Luke Westaway Senior editor
Luke Westaway is a senior editor at CNET and writer/ presenter of Adventures in Tech, a thrilling gadget show produced in our London office. Luke's focus is on keeping you in the loop with a mix of video, features, expert opinion and analysis.
Luke Westaway
2 min read

Some rather unsavoury elements of Nintendo's 3DS end-user licence agreement have surfaced. Mario and Co own the rights to any photos you take using the 3DS' cameras, can remotely break your console for playing pirated games, and can access your user data.

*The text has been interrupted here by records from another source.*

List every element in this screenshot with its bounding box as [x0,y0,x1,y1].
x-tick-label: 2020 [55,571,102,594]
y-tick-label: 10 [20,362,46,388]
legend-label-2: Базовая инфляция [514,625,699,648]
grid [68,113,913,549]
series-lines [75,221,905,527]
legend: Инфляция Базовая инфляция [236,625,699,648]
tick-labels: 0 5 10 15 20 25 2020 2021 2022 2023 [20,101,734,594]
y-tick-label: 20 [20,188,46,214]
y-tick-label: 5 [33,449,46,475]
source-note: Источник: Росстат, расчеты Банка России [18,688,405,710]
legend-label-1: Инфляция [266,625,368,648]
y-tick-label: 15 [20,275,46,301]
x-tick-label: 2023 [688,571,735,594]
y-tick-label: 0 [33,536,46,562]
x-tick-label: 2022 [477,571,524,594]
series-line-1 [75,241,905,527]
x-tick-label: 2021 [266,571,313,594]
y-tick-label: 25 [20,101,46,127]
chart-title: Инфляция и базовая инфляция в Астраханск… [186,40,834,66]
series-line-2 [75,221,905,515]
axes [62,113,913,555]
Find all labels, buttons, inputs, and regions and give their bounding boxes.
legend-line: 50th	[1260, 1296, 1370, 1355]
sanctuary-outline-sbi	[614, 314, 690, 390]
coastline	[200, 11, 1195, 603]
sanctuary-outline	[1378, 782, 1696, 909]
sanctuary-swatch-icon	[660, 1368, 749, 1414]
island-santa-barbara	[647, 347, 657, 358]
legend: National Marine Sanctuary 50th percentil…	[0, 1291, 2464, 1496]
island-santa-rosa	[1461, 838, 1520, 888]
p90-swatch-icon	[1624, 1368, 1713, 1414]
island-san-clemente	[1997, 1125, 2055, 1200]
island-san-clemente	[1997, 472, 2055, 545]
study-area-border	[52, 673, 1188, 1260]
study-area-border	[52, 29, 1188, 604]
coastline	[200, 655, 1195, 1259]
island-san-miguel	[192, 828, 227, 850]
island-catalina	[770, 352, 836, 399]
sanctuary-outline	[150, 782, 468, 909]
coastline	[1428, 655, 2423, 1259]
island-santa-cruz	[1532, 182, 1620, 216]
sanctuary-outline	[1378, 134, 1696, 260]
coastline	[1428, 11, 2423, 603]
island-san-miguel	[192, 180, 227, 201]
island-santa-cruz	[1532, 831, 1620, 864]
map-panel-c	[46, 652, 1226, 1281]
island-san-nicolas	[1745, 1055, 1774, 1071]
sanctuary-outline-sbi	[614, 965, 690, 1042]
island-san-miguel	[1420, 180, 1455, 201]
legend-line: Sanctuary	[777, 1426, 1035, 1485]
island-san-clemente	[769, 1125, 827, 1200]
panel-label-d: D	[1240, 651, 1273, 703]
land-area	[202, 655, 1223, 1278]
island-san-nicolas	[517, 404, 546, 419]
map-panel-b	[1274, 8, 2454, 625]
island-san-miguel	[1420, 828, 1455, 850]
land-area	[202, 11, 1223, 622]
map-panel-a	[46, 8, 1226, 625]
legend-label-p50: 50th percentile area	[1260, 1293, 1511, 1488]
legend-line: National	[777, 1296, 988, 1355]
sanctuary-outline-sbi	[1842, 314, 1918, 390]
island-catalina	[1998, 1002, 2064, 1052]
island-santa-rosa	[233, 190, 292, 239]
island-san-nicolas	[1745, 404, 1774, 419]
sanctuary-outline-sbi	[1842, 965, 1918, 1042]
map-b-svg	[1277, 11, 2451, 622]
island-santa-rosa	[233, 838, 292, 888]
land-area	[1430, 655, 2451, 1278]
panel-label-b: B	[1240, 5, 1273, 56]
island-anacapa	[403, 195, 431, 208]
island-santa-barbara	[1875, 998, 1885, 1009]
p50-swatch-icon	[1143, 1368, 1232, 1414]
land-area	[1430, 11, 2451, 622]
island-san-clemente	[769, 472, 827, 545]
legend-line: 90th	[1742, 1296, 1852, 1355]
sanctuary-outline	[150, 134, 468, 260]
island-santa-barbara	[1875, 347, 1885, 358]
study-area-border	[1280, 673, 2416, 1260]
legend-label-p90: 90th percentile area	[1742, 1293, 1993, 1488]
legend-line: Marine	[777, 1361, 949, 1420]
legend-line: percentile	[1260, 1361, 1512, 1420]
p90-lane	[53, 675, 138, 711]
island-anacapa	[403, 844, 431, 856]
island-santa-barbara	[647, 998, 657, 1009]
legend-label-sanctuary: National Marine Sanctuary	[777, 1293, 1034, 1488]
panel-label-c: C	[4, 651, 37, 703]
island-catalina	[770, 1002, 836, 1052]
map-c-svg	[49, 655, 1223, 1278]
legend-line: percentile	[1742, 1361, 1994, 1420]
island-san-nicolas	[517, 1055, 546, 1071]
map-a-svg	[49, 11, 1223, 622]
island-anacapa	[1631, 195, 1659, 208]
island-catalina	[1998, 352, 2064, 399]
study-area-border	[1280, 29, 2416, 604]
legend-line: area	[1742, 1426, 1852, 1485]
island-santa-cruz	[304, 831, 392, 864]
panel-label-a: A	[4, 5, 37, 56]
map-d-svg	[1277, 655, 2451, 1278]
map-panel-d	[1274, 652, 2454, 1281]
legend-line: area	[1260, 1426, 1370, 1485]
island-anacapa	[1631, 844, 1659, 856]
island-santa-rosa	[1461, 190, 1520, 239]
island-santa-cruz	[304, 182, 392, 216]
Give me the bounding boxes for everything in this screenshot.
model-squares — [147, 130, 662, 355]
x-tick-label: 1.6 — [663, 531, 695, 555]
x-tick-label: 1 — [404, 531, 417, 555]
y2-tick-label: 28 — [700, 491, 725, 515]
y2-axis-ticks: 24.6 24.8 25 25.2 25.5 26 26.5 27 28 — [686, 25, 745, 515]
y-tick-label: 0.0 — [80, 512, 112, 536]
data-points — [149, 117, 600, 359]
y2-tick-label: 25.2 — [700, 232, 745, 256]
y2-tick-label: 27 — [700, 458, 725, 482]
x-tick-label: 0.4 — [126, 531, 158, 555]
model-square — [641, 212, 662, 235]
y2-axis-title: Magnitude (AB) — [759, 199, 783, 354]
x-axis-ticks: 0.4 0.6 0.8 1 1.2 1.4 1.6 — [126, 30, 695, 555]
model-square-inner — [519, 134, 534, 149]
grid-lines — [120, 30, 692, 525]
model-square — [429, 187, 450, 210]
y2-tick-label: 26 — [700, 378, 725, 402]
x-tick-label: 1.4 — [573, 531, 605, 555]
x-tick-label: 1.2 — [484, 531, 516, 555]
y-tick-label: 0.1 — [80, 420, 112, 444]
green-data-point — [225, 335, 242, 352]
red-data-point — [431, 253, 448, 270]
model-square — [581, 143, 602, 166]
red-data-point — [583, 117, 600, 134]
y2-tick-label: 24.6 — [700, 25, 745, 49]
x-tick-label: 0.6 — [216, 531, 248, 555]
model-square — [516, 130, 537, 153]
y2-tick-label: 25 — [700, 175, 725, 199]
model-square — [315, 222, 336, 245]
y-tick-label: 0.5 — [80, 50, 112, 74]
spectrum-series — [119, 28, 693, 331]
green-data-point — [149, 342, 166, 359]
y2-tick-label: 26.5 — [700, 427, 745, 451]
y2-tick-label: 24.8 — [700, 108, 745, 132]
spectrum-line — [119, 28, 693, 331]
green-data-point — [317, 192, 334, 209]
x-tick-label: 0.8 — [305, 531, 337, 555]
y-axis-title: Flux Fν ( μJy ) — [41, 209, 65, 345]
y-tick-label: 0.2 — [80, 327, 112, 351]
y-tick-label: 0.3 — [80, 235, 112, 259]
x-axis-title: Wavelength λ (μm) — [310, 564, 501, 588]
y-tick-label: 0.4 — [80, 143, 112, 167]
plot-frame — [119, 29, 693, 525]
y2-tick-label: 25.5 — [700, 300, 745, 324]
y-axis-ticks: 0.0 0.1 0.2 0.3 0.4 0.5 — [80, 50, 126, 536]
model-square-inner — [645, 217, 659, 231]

In Nintendo's privacy policy (click 'documents and policies' in the left nav bar, then 'privacy policies' and 'end-user licence agreement'), the following gems appear:

'We may collect non-personally identifiable information from you... This includes information such as your Mii profile information, age, gender, geographic area, game-play data, online status, Nintendo 3DS system serial number and device ID, device certificate information, cookies, friend codes, wireless access point information, Internet protocol ('IP') address, and media access control ('MAC') address.'

More worrying is that Nintendo owns all of your 'user content', which it defines as 'comments, messages, images, photos, movies, information, data and other content (which includes the Nintendo 3DS user names, Mii, Mii nicknames, names of creators, and other names)'. That means the big N owns this ungodly image.

What can Nintendo do with your photos, movies and the like? Well, pretty much anything it wants. Owning the rights means it can use, adapt, publish and sub-license your stuff 'in any form, media or technology now known or later developed, including for promotional or marketing purposes'.

Playing pirated games, tinkering with the 3DS hardware or otherwise using an 'unauthorised device' will 'render the system permanently unplayable'.

These controversial pieces of small print were brought to light by the Free Software Foundation. The FSF is running a campaign to send cute cardboard bricks to Reggie Fils-Aime, the president of Nintendo of America.

We're rather enamoured with the 3DS, but considerably less chuffed with the idea of Nintendo using our photos for its own marketing purposes --especially if it's in one of those sickening ads that are loaded with cut-price British celebrities.